Mechanical bowel preparation.
Colorectaal themajaar 2005, closing congress, Nederlandse Vereniging voor Gastrointestinale chirurgie, Noordwijk, november 2005
|- Brief summary||Mechanical bowel preparation (MBP) is common practice in elective colorectal surgery. In recent literature the value of MBP is subject of discussion. We conducted a multicenter, randomized study with the goal of comparing outcome of elective colorectal resections and primary anastomoses with and without mechanical bowel preparation in terms of anastomotic leakage and other septic complications.
Within the setting of a multicenter randomized trial,1433 patients were randomized before elective colorectal surgery to receive either MBP or to have no MBP but a normal meal on the day before operation. The primary endpoint was anastomotic leakage. Secondary endpoints were septic complications (wound infection, urinary infection, pneumonia, pelvic abscesses), fascia dehiscence and death.

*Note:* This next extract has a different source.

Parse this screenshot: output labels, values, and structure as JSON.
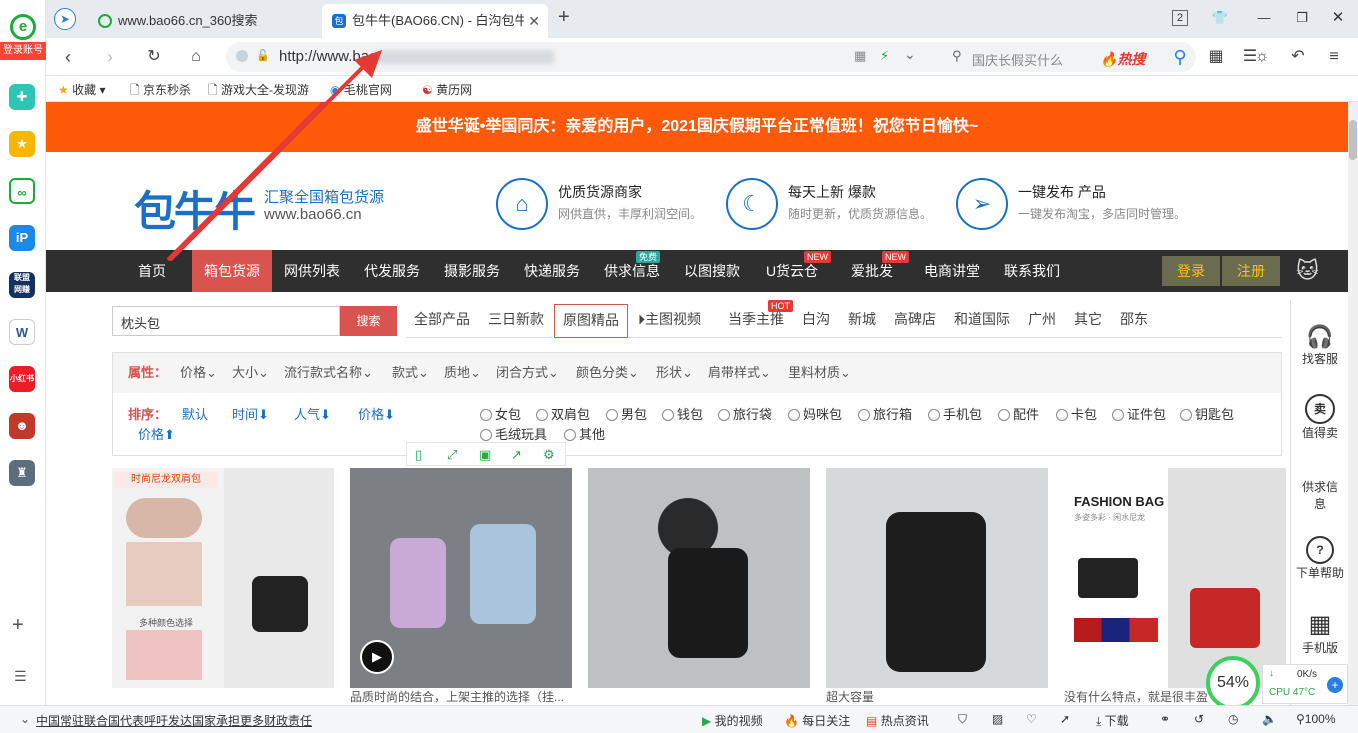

The incidence of anastomotic leakage was similar in both groups: 5.1% in patients without MBP versus 4.9% in patients with MBP (p=0.93; 95% confidence interval for the difference (no MBP minus MBP) ranges from –2.3% tot +2.7%). There were no significant differences in other septic complications, fascia dehiscence, or mortality. Fecal contamination, number of days until resumption of a normal diet, and duration of hospital stay were similar in both groups.|
This study shows that elective colorectal surgery can be safely done without MBP. Therefore, MBP should be abandoned in elective colorectal surgery.